The process can then be replicated as the customer deploys more Red Hat OpenShift clusters, he stated.

"This also creates a standardised template for configuring the bare-metal server, adapters, fabric extenders, and fabric interconnects, thereby reducing the number of manual steps required for installing additional Red Hat OpenShift clusters.”

Without Cisco Intersight customers need to connect to each server individually to mount the ISO, configure the server and watch the KVM console, wrote Boris Aelen, technical marketing engineer with Cisco’s Cloud and Compute team in a blog. “Intersight comes with security-focused features that allow you to access all of your servers and VMs – safely – from one location.”

Intersight server-profiles templates and the compute, network and storage policies within allow customer to configure multiple servers simultaneously, with one click. Modifying the template will automatically update all the server profiles which are derived from this template, Aelen stated.
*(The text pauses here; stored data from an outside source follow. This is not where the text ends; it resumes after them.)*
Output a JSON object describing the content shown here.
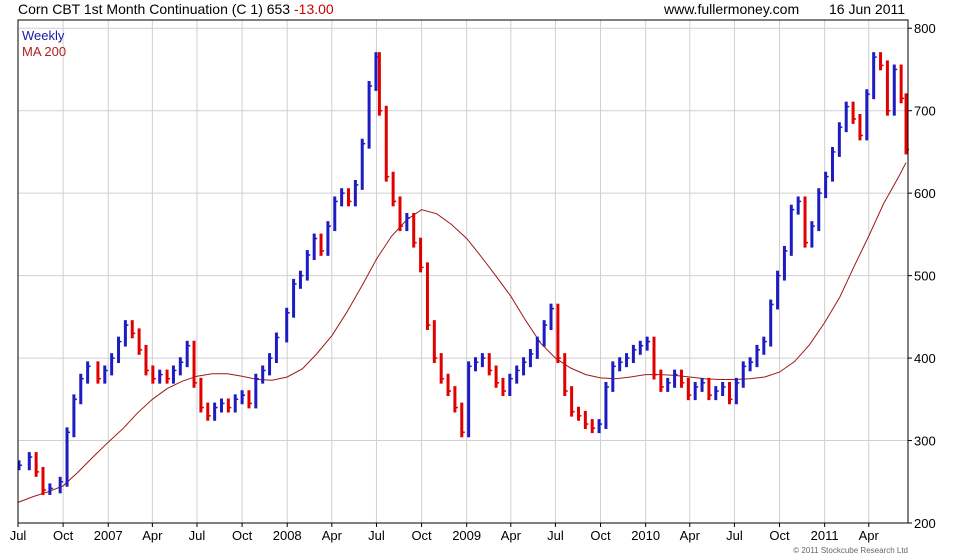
{
  "header": {
    "title": "Corn CBT 1st Month Continuation (C 1) 653",
    "change": "-13.00",
    "site": "www.fullermoney.com",
    "date": "16 Jun 2011"
  },
  "footer": {
    "copyright": "© 2011 Stockcube Research Ltd"
  },
  "colors": {
    "up": "#1c1cc0",
    "down": "#e00000",
    "ma": "#a01818",
    "grid": "#d0d0d0",
    "frame": "#000000"
  },
  "chart_data": {
    "type": "ohlc",
    "legend": [
      "Weekly",
      "MA 200"
    ],
    "legend_position": "top-left",
    "grid": true,
    "y_axis_side": "right",
    "ylim": [
      200,
      810
    ],
    "yticks": [
      200,
      300,
      400,
      500,
      600,
      700,
      800
    ],
    "xlim": [
      "2006-07-01",
      "2011-06-20"
    ],
    "xticks": [
      {
        "label": "Jul",
        "date": "2006-07-01"
      },
      {
        "label": "Oct",
        "date": "2006-10-01"
      },
      {
        "label": "2007",
        "date": "2007-01-01"
      },
      {
        "label": "Apr",
        "date": "2007-04-01"
      },
      {
        "label": "Jul",
        "date": "2007-07-01"
      },
      {
        "label": "Oct",
        "date": "2007-10-01"
      },
      {
        "label": "2008",
        "date": "2008-01-01"
      },
      {
        "label": "Apr",
        "date": "2008-04-01"
      },
      {
        "label": "Jul",
        "date": "2008-07-01"
      },
      {
        "label": "Oct",
        "date": "2008-10-01"
      },
      {
        "label": "2009",
        "date": "2009-01-01"
      },
      {
        "label": "Apr",
        "date": "2009-04-01"
      },
      {
        "label": "Jul",
        "date": "2009-07-01"
      },
      {
        "label": "Oct",
        "date": "2009-10-01"
      },
      {
        "label": "2010",
        "date": "2010-01-01"
      },
      {
        "label": "Apr",
        "date": "2010-04-01"
      },
      {
        "label": "Jul",
        "date": "2010-07-01"
      },
      {
        "label": "Oct",
        "date": "2010-10-01"
      },
      {
        "label": "2011",
        "date": "2011-01-01"
      },
      {
        "label": "Apr",
        "date": "2011-04-01"
      }
    ],
    "price_series": {
      "name": "Weekly",
      "points": [
        [
          "2006-07-03",
          270
        ],
        [
          "2006-07-24",
          280
        ],
        [
          "2006-08-07",
          262
        ],
        [
          "2006-08-21",
          240
        ],
        [
          "2006-09-04",
          242
        ],
        [
          "2006-09-25",
          250
        ],
        [
          "2006-10-09",
          310
        ],
        [
          "2006-10-23",
          350
        ],
        [
          "2006-11-06",
          375
        ],
        [
          "2006-11-20",
          390
        ],
        [
          "2006-12-11",
          375
        ],
        [
          "2006-12-25",
          385
        ],
        [
          "2007-01-08",
          400
        ],
        [
          "2007-01-22",
          420
        ],
        [
          "2007-02-05",
          440
        ],
        [
          "2007-02-19",
          430
        ],
        [
          "2007-03-05",
          410
        ],
        [
          "2007-03-19",
          385
        ],
        [
          "2007-04-02",
          375
        ],
        [
          "2007-04-16",
          380
        ],
        [
          "2007-05-01",
          375
        ],
        [
          "2007-05-14",
          385
        ],
        [
          "2007-05-28",
          395
        ],
        [
          "2007-06-11",
          415
        ],
        [
          "2007-06-25",
          370
        ],
        [
          "2007-07-09",
          340
        ],
        [
          "2007-07-23",
          330
        ],
        [
          "2007-08-06",
          340
        ],
        [
          "2007-08-20",
          345
        ],
        [
          "2007-09-03",
          340
        ],
        [
          "2007-09-17",
          350
        ],
        [
          "2007-10-01",
          355
        ],
        [
          "2007-10-15",
          345
        ],
        [
          "2007-10-29",
          375
        ],
        [
          "2007-11-12",
          385
        ],
        [
          "2007-11-26",
          400
        ],
        [
          "2007-12-10",
          425
        ],
        [
          "2007-12-31",
          455
        ],
        [
          "2008-01-14",
          490
        ],
        [
          "2008-01-28",
          500
        ],
        [
          "2008-02-11",
          525
        ],
        [
          "2008-02-25",
          545
        ],
        [
          "2008-03-10",
          530
        ],
        [
          "2008-03-24",
          560
        ],
        [
          "2008-04-07",
          590
        ],
        [
          "2008-04-21",
          600
        ],
        [
          "2008-05-05",
          590
        ],
        [
          "2008-05-19",
          610
        ],
        [
          "2008-06-02",
          660
        ],
        [
          "2008-06-16",
          730
        ],
        [
          "2008-06-30",
          765
        ],
        [
          "2008-07-07",
          700
        ],
        [
          "2008-07-21",
          620
        ],
        [
          "2008-08-04",
          590
        ],
        [
          "2008-08-18",
          560
        ],
        [
          "2008-09-01",
          570
        ],
        [
          "2008-09-15",
          540
        ],
        [
          "2008-09-29",
          510
        ],
        [
          "2008-10-13",
          440
        ],
        [
          "2008-10-27",
          400
        ],
        [
          "2008-11-10",
          375
        ],
        [
          "2008-11-24",
          360
        ],
        [
          "2008-12-08",
          340
        ],
        [
          "2008-12-22",
          310
        ],
        [
          "2009-01-05",
          390
        ],
        [
          "2009-01-19",
          395
        ],
        [
          "2009-02-02",
          400
        ],
        [
          "2009-02-16",
          385
        ],
        [
          "2009-03-02",
          370
        ],
        [
          "2009-03-16",
          360
        ],
        [
          "2009-03-30",
          375
        ],
        [
          "2009-04-13",
          385
        ],
        [
          "2009-04-27",
          395
        ],
        [
          "2009-05-11",
          405
        ],
        [
          "2009-05-25",
          420
        ],
        [
          "2009-06-08",
          440
        ],
        [
          "2009-06-22",
          460
        ],
        [
          "2009-07-06",
          400
        ],
        [
          "2009-07-20",
          360
        ],
        [
          "2009-08-03",
          335
        ],
        [
          "2009-08-17",
          330
        ],
        [
          "2009-08-31",
          320
        ],
        [
          "2009-09-14",
          315
        ],
        [
          "2009-09-28",
          320
        ],
        [
          "2009-10-12",
          365
        ],
        [
          "2009-10-26",
          390
        ],
        [
          "2009-11-09",
          395
        ],
        [
          "2009-11-23",
          400
        ],
        [
          "2009-12-07",
          410
        ],
        [
          "2009-12-21",
          415
        ],
        [
          "2010-01-04",
          420
        ],
        [
          "2010-01-18",
          380
        ],
        [
          "2010-02-01",
          365
        ],
        [
          "2010-02-15",
          370
        ],
        [
          "2010-03-01",
          380
        ],
        [
          "2010-03-15",
          370
        ],
        [
          "2010-03-29",
          355
        ],
        [
          "2010-04-12",
          365
        ],
        [
          "2010-04-26",
          370
        ],
        [
          "2010-05-10",
          355
        ],
        [
          "2010-05-24",
          360
        ],
        [
          "2010-06-07",
          365
        ],
        [
          "2010-06-21",
          350
        ],
        [
          "2010-07-05",
          370
        ],
        [
          "2010-07-19",
          390
        ],
        [
          "2010-08-02",
          395
        ],
        [
          "2010-08-16",
          410
        ],
        [
          "2010-08-30",
          420
        ],
        [
          "2010-09-13",
          465
        ],
        [
          "2010-09-27",
          500
        ],
        [
          "2010-10-11",
          530
        ],
        [
          "2010-10-25",
          580
        ],
        [
          "2010-11-08",
          590
        ],
        [
          "2010-11-22",
          540
        ],
        [
          "2010-12-06",
          560
        ],
        [
          "2010-12-20",
          600
        ],
        [
          "2011-01-03",
          620
        ],
        [
          "2011-01-17",
          650
        ],
        [
          "2011-01-31",
          680
        ],
        [
          "2011-02-14",
          705
        ],
        [
          "2011-02-28",
          690
        ],
        [
          "2011-03-14",
          670
        ],
        [
          "2011-03-28",
          720
        ],
        [
          "2011-04-11",
          765
        ],
        [
          "2011-04-25",
          755
        ],
        [
          "2011-05-09",
          700
        ],
        [
          "2011-05-23",
          750
        ],
        [
          "2011-06-06",
          715
        ],
        [
          "2011-06-16",
          653
        ]
      ]
    },
    "ma_series": {
      "name": "MA 200",
      "points": [
        [
          "2006-07-01",
          225
        ],
        [
          "2006-08-01",
          232
        ],
        [
          "2006-09-01",
          238
        ],
        [
          "2006-10-01",
          245
        ],
        [
          "2006-11-01",
          262
        ],
        [
          "2006-12-01",
          280
        ],
        [
          "2007-01-01",
          298
        ],
        [
          "2007-02-01",
          315
        ],
        [
          "2007-03-01",
          333
        ],
        [
          "2007-04-01",
          350
        ],
        [
          "2007-05-01",
          363
        ],
        [
          "2007-06-01",
          372
        ],
        [
          "2007-07-01",
          378
        ],
        [
          "2007-08-01",
          381
        ],
        [
          "2007-09-01",
          381
        ],
        [
          "2007-10-01",
          378
        ],
        [
          "2007-11-01",
          374
        ],
        [
          "2007-12-01",
          373
        ],
        [
          "2008-01-01",
          377
        ],
        [
          "2008-02-01",
          387
        ],
        [
          "2008-03-01",
          405
        ],
        [
          "2008-04-01",
          427
        ],
        [
          "2008-05-01",
          455
        ],
        [
          "2008-06-01",
          487
        ],
        [
          "2008-07-01",
          520
        ],
        [
          "2008-08-01",
          548
        ],
        [
          "2008-09-01",
          568
        ],
        [
          "2008-10-01",
          580
        ],
        [
          "2008-11-01",
          575
        ],
        [
          "2008-12-01",
          562
        ],
        [
          "2009-01-01",
          545
        ],
        [
          "2009-02-01",
          522
        ],
        [
          "2009-03-01",
          500
        ],
        [
          "2009-04-01",
          475
        ],
        [
          "2009-05-01",
          446
        ],
        [
          "2009-06-01",
          418
        ],
        [
          "2009-07-01",
          400
        ],
        [
          "2009-08-01",
          388
        ],
        [
          "2009-09-01",
          380
        ],
        [
          "2009-10-01",
          376
        ],
        [
          "2009-11-01",
          375
        ],
        [
          "2009-12-01",
          377
        ],
        [
          "2010-01-01",
          380
        ],
        [
          "2010-02-01",
          380
        ],
        [
          "2010-03-01",
          379
        ],
        [
          "2010-04-01",
          377
        ],
        [
          "2010-05-01",
          375
        ],
        [
          "2010-06-01",
          374
        ],
        [
          "2010-07-01",
          374
        ],
        [
          "2010-08-01",
          375
        ],
        [
          "2010-09-01",
          377
        ],
        [
          "2010-10-01",
          383
        ],
        [
          "2010-11-01",
          396
        ],
        [
          "2010-12-01",
          416
        ],
        [
          "2011-01-01",
          443
        ],
        [
          "2011-02-01",
          474
        ],
        [
          "2011-03-01",
          510
        ],
        [
          "2011-04-01",
          548
        ],
        [
          "2011-05-01",
          587
        ],
        [
          "2011-06-01",
          620
        ],
        [
          "2011-06-16",
          637
        ]
      ]
    }
  }
}
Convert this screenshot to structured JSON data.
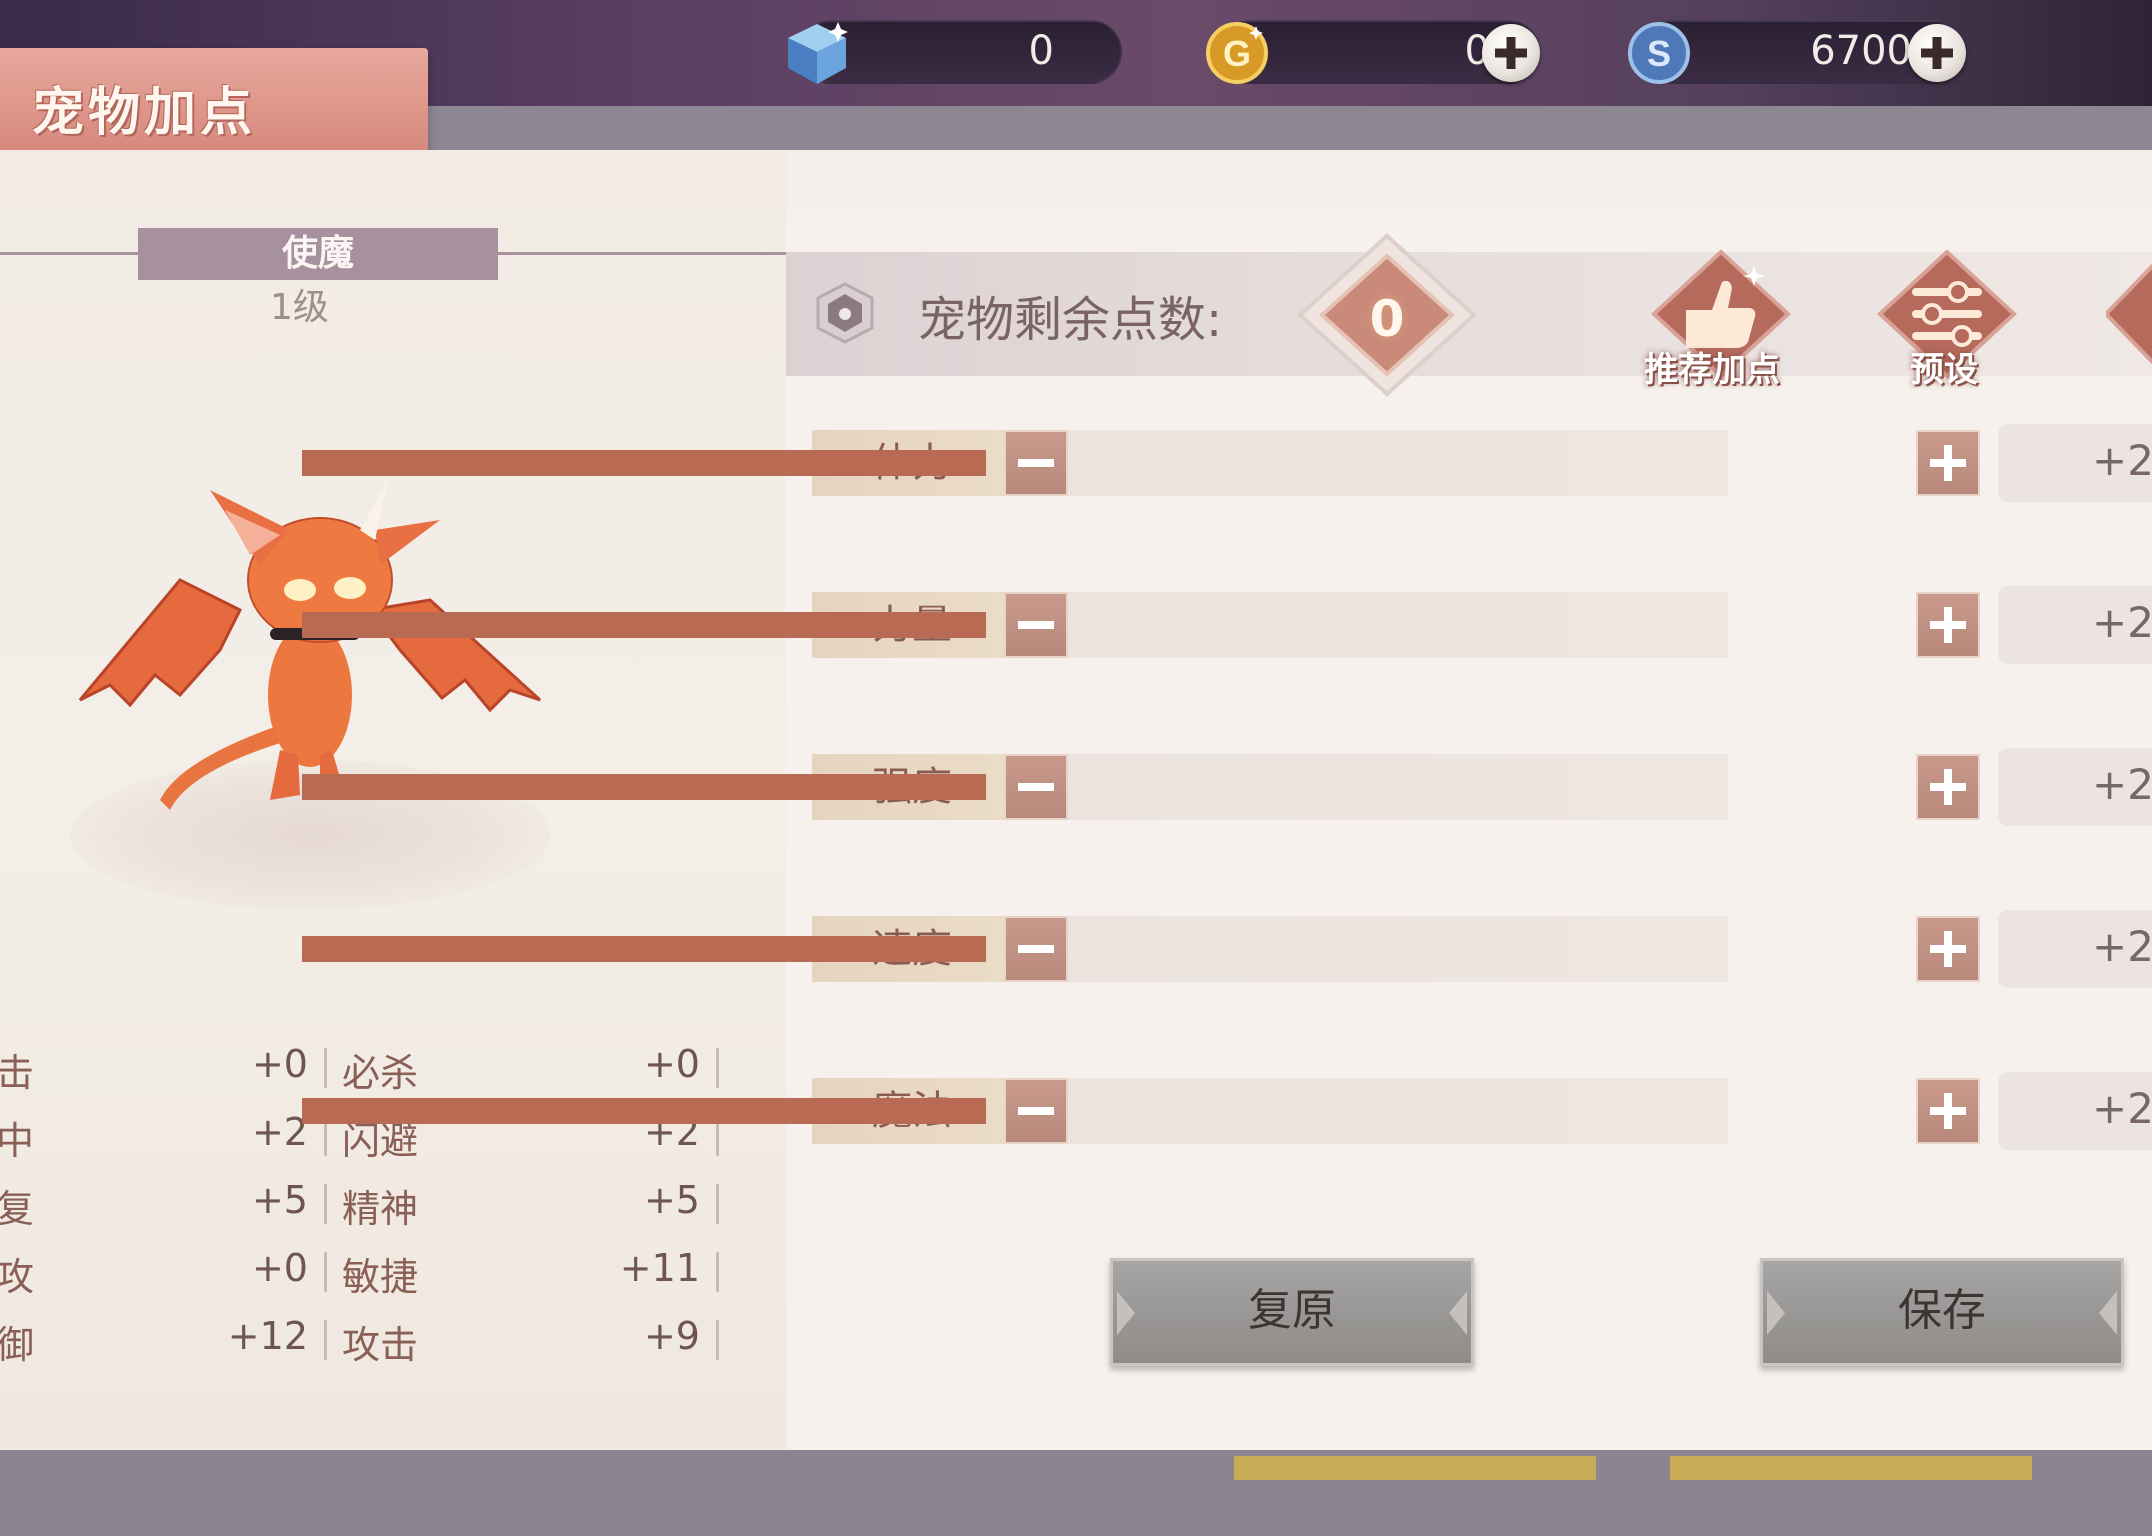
{
  "header": {
    "title": "宠物加点"
  },
  "currencies": [
    {
      "icon": "diamond-cube-icon",
      "value": "0",
      "has_plus": false
    },
    {
      "icon": "gold-coin-icon",
      "value": "0",
      "has_plus": true
    },
    {
      "icon": "silver-coin-icon",
      "value": "6700",
      "has_plus": true
    }
  ],
  "pet": {
    "name": "使魔",
    "level": "1级"
  },
  "stats": [
    {
      "left_label": "击",
      "left_value": "+0",
      "right_label": "必杀",
      "right_value": "+0"
    },
    {
      "left_label": "中",
      "left_value": "+2",
      "right_label": "闪避",
      "right_value": "+2"
    },
    {
      "left_label": "复",
      "left_value": "+5",
      "right_label": "精神",
      "right_value": "+5"
    },
    {
      "left_label": "攻",
      "left_value": "+0",
      "right_label": "敏捷",
      "right_value": "+11"
    },
    {
      "left_label": "御",
      "left_value": "+12",
      "right_label": "攻击",
      "right_value": "+9"
    }
  ],
  "points": {
    "label": "宠物剩余点数:",
    "value": "0"
  },
  "actions": {
    "recommend_label": "推荐加点",
    "preset_label": "预设"
  },
  "attributes": [
    {
      "label": "体力",
      "bonus": "+2"
    },
    {
      "label": "力量",
      "bonus": "+2"
    },
    {
      "label": "强度",
      "bonus": "+2"
    },
    {
      "label": "速度",
      "bonus": "+2"
    },
    {
      "label": "魔法",
      "bonus": "+2"
    }
  ],
  "buttons": {
    "reset_label": "复原",
    "save_label": "保存"
  },
  "colors": {
    "accent": "#b86b52",
    "title_tab": "#d98c80",
    "name_plate": "#a8919e"
  }
}
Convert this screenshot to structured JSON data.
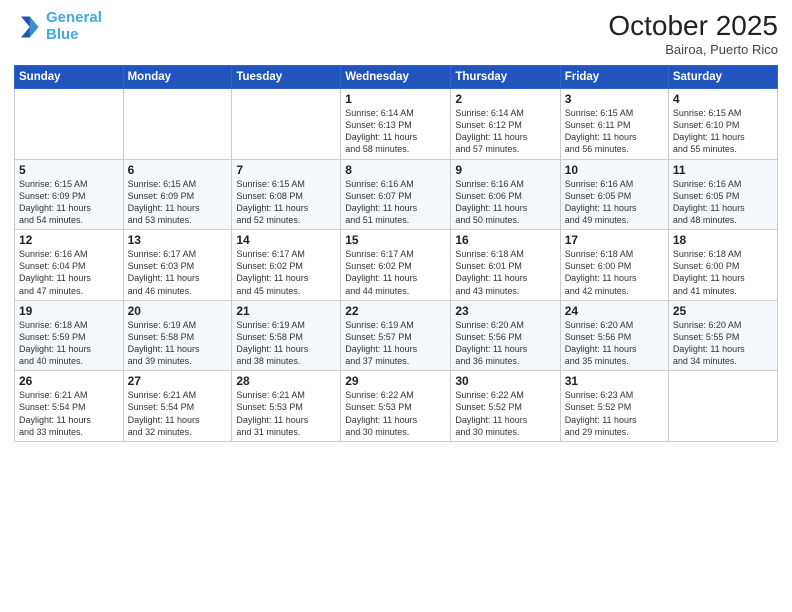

“The server profiles store the unique identifiers for that server, decoupling the configuration from the hardware, allowing for easy hardware replacements. The idea is to ensure all your servers have consistent configuration and firmware levels, increasing the reliability of your server farm,” Aelen stated.

Through Intersight with Red Hat OpenShift, Dasgupta said Cisco can solve several challenges customers face in deploying and managing multiple clusters including dealing with inconsistent resources, such as compute, network, storage and lack of policy and governance across infrastructure and development domains.

“We also want to make it easier for Red Hat OpenShift users to find and modify resources for expansion and capacity needs in Cisco environments," Dasgupta stated.

“Also by using Intersight with Red Hat OpenShift, we can deploy innovative measures such as inventory information exchange between the two platforms to gain critical visibility and insights,” Dasgupta stated.

“This enables other capabilities such as auto-discovery of new bare-metal compute available to Red Hat OpenShift in addition to other important day two operations tasks such as accelerated software upgrades, enhanced resource optimisation, intelligent workload mobility, and security capabilities.”

The Intersight/OpenShift combination is just the latest work Cisco and Red Hat have done together over the past few years. Most recently they partnered to tie together Cisco’s UCS X-Series server family with application workloads running on Red Hat OpenShift.

Cisco has been growing support for containers for a number of years, most recently extending its Intersight support for Kubernetes.

The upgrade, Intersight Kubernetes Service Attached Clusters, provides a single place for IT pros to view and manage all their Kubernetes clusters, including those running on Microsoft Azure and AWS cloud platforms, with plans to add Google Cloud support in the future.